Die fehlende Erfahrung
Ich überquere den Bach, Rego de Marzán, mittels eines Steinplattensteges und langsam geht es wieder aufwärts, über die Dörfer Peruscallo und Brea nach Ferreiros. 29 Kilometer bin ich heute gelaufen und ich bin froh, in dem urigen Bergdorf mit den üppigen Wiesen angekommen zu sein. Nun sollte ich eine nichtgemachte Erfahrung nachholen können. Es gibt kein Bett, keinen Schlafplatz für mich. Und es ist dämmrig geworden. Und ich bin müde und kann nicht noch weiter gehen. Alle Bodenplätze sind belegt. Wie ein buntes Mosaik sieht es in der Herberge aus. Überall in den Winkeln und Nischen liegen ausgebreitet bunte Isomatten. Ich bin zu kleinlaut, um mit Santiago zu schimpfen. Ich wollte doch noch jede mögliche Erfahrung machen. Ich schaue mich in der Herberge um und finde im Aufenthaltsraum ein paar abgewetzte Ledersessel. Ich lasse mich in einem nieder und lege erst mal die Füße hoch. Da kommt Freddy hereinspaziert und fragt mich, ob ich auch schon die Kunde vernommen hätte, dass wir diesmal ohne ein Bett dastehen würden. Er scheint gut drauf zu sein. Er freut sich, dass Santiago nicht mehr weit ist.
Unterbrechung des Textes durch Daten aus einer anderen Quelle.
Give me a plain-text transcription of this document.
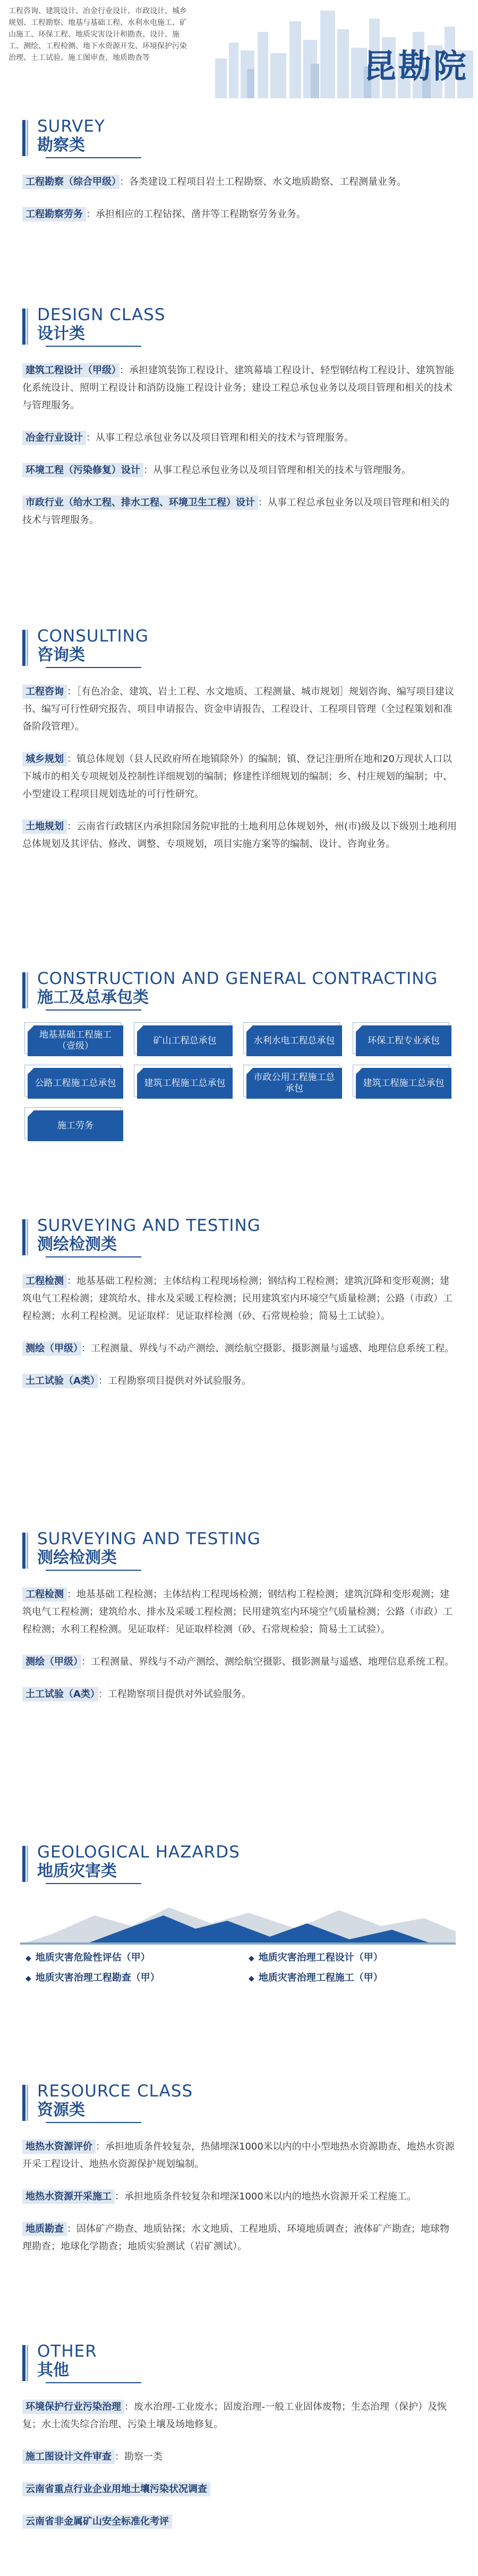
工程咨询、建筑设计、冶金行业设计、市政设计、城乡规划、工程勘察、地基与基础工程、水利水电施工、矿山施工、环保工程、地质灾害设计和勘查、设计、施工、测绘、工程检测、地下水资源开发、环境保护污染治理、土工试验、施工图审查、地质勘查等	昆勘院
SURVEY
勘察类
工程勘察（综合甲级） ：各类建设工程项目岩土工程勘察、水文地质勘察、工程测量业务。
工程勘察劳务 ：承担相应的工程钻探、凿井等工程勘察劳务业务。
DESIGN CLASS
设计类
建筑工程设计（甲级） ：承担建筑装饰工程设计、建筑幕墙工程设计、轻型钢结构工程设计、建筑智能化系统设计、照明工程设计和消防设施工程设计业务；建设工程总承包业务以及项目管理和相关的技术与管理服务。
冶金行业设计 ：从事工程总承包业务以及项目管理和相关的技术与管理服务。
环境工程（污染修复）设计 ：从事工程总承包业务以及项目管理和相关的技术与管理服务。
市政行业（给水工程、排水工程、环境卫生工程）设计 ：从事工程总承包业务以及项目管理和相关的技术与管理服务。
CONSULTING
咨询类
工程咨询 ：［有色冶金、建筑、岩土工程、水文地质、工程测量、城市规划］规划咨询、编写项目建议书、编写可行性研究报告、项目申请报告、资金申请报告、工程设计、工程项目管理（全过程策划和准备阶段管理）。
城乡规划 ：镇总体规划（县人民政府所在地镇除外）的编制；镇、登记注册所在地和20万现状人口以下城市的相关专项规划及控制性详细规划的编制；修建性详细规划的编制；乡、村庄规划的编制；中、小型建设工程项目规划选址的可行性研究。
土地规划 ：云南省行政辖区内承担除国务院审批的土地利用总体规划外，州(市)级及以下级别土地利用总体规划及其评估、修改、调整、专项规划，项目实施方案等的编制、设计、咨询业务。
CONSTRUCTION AND GENERAL CONTRACTING
施工及总承包类
地基基础工程施工（壹级）
矿山工程总承包	水利水电工程总承包	环保工程专业承包
公路工程施工总承包	建筑工程施工总承包
市政公用工程施工总承包
建筑工程施工总承包
施工劳务
SURVEYING AND TESTING
测绘检测类
工程检测 ：地基基础工程检测；主体结构工程现场检测；钢结构工程检测；建筑沉降和变形观测；建筑电气工程检测；建筑给水、排水及采暖工程检测；民用建筑室内环境空气质量检测；公路（市政）工程检测；水利工程检测。见证取样：见证取样检测（砂、石常规检验；简易土工试验）。
测绘（甲级） ：工程测量、界线与不动产测绘、测绘航空摄影、摄影测量与遥感、地理信息系统工程。
土工试验（A类） ：工程勘察项目提供对外试验服务。
SURVEYING AND TESTING
测绘检测类
工程检测 ：地基基础工程检测；主体结构工程现场检测；钢结构工程检测；建筑沉降和变形观测；建筑电气工程检测；建筑给水、排水及采暖工程检测；民用建筑室内环境空气质量检测；公路（市政）工程检测；水利工程检测。见证取样：见证取样检测（砂、石常规检验；简易土工试验）。
测绘（甲级） ：工程测量、界线与不动产测绘、测绘航空摄影、摄影测量与遥感、地理信息系统工程。
土工试验（A类） ：工程勘察项目提供对外试验服务。
GEOLOGICAL HAZARDS
地质灾害类
◆ 地质灾害危险性评估（甲）	◆ 地质灾害治理工程设计（甲）
◆ 地质灾害治理工程勘查（甲）	◆ 地质灾害治理工程施工（甲）
RESOURCE CLASS
资源类
地热水资源评价 ：承担地质条件较复杂，热储埋深1000米以内的中小型地热水资源勘查、地热水资源开采工程设计、地热水资源保护规划编制。
地热水资源开采施工 ：承担地质条件较复杂和埋深1000米以内的地热水资源开采工程施工。
地质勘查 ：固体矿产勘查、地质钻探；水文地质、工程地质、环境地质调查；液体矿产勘查；地球物理勘查；地球化学勘查；地质实验测试（岩矿测试）。
OTHER
其他
环境保护行业污染治理 ：废水治理-工业废水；固废治理-一般工业固体废物；生态治理（保护）及恢复；水土流失综合治理、污染土壤及场地修复。
施工图设计文件审查 ：勘察一类
云南省重点行业企业用地土壤污染状况调查
云南省非金属矿山安全标准化考评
Und eingelaufen hat er sich inzwischen auch. Und Freunde gefunden hat er auch. Er sagt, ich solle mal aufstehen, was ich etwas unwillig tue. Da schiebt er die Ledersessel zusammen und sagt: "So, Laura, damit hast du schon mal dein Bett!" Ich lächle ihn dankbar an und breite meine Isomatte und meinen Schlafsack auf der improvisierten Schlafstatt aus. Er findet für sich auch noch ein paar Sessel, die er zusammenschiebt und nachdem auch er sein "Bett" gemacht hat, lädt er mich zum Essen in die Bar gegenüber ein. "Wir sollten ein paar Gläser mehr trinken als sonst, dann schlafen wir besser!", meint Freddy zu mir. Der Wein schmeckt köstlich, wie immer nach einem langen Wandertag, und ich lasse es mir nicht zweimal sagen und lange nicht nur beim Essen tüchtig zu.